The present system relates to Multi-store Analytics Execution Environments with Storage Constraints.
A database stores information as records, and records are stored within data pages on disk. The physical design of a database refers to the configurable physical data layout and auxiliary data structures, such as indexes and materialized views. The physical design can greatly affect database processing speed, and designs are tuned to improve query performance. The physical design tuning problem can be stated informally as: “Given a workload W and storage budget b, obtain a physical design that minimizes the cost to evaluate W and fits within b”. W is a workload that may contain query and update statements. The storage budget is the storage space allotted for the physical design. Physical designs can include secondary data structures to enable faster data access such as indexes and materialized views, and may also include data partitioning strategies that affect the physical data layout. Commercial tools to automate this process exist in major DBMS such as IBM DB2's Design Advisor] and MS SQL Index Tuning Wizard that recommend beneficial physical designs.
In “Optimizing analytic data flows for multiple execution engines”, a single data flow is optimized across multiple execution engines by utilizing their unique performance capabilities to reduce total execution time of the flow.
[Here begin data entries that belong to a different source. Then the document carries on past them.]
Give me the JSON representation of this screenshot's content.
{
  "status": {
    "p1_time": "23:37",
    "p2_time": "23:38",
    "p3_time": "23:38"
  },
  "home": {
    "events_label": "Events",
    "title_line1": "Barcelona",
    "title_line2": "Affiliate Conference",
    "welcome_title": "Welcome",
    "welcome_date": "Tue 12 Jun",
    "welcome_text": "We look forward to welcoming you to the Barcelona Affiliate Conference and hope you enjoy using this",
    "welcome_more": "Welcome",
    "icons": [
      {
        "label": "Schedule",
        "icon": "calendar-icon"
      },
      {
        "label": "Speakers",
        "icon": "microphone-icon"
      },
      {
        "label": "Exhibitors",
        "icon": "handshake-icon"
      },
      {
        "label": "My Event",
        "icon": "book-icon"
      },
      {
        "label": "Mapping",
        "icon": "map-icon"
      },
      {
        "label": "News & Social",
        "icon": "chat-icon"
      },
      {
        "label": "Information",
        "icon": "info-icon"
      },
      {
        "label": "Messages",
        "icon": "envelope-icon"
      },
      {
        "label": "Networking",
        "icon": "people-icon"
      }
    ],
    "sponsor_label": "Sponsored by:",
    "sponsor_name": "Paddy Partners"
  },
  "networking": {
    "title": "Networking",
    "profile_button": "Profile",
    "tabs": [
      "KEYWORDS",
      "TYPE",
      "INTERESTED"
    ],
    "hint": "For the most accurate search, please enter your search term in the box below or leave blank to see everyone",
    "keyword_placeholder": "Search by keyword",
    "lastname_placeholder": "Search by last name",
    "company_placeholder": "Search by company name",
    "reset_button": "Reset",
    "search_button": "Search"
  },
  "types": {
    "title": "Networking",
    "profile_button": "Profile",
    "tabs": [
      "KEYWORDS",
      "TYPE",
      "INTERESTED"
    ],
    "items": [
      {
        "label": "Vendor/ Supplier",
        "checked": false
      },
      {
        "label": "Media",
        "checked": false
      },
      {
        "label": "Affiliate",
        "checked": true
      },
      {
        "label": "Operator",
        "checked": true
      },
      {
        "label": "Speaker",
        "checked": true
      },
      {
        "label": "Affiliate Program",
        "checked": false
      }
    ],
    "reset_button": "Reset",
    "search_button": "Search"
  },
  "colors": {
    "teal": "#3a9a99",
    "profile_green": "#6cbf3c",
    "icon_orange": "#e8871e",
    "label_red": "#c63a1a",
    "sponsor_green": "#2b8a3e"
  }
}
Input data is ‘pinned’ to a store, i.e., where it currently resides, and output data is pinned to the DW as a reporting requirement. They consider data shipping and function shipping, and these decisions are affected by the availability of data and functions on each of the engines. Data movement cost is modeled as the network cost. To solve the problem they model it as a state space using a binary-valued matrix. Each row represents an operation in a data flow (in sequence) and each column represents an execution engine. A ‘1’ is used to indicate if an operation is available on an engine, and zero if the operation is not available. They enumerate all valid paths top-down through the matrix. Valid moves in creating a path are allowed straight down or diagonal, but not allowed to move through a ‘0’ cell. After enumerating all valid paths, they prune extensively to eliminate non-preferred paths, based on their desired heuristics. Heuristics include 1) prefer a certain engine (favor bit) for a flow, 2) disallow too many data movements between engines, 3) prefer engines that have more of the functions required for a data flow (considering functionality is not identical on all stores), and several other heuristics. They also require all flows to terminate in the DW. However, this approach does not provide a direct solution for our problem because it only considers optimizing for a single flow (query). Our proposed work will optimize for a workload of queries. We will leverage multiple engines by allowing opportunistic views to be moved between stores during query processing if moving the view will reduce total workload cost. Since their solution consider only a single query, it can be sub-optimal when considering multiple queries. A straightforward example of why their solution can be sub-optimal is the following. Consider optimizing a single query, and a decision is made not to move a materialized view from engine A to engine B due to the cost of movement being too high for the single query to benefit. However, if it had considered all queries in the workload, moving the view could result in great benefit to other queries, potentially outweighing the data movement cost.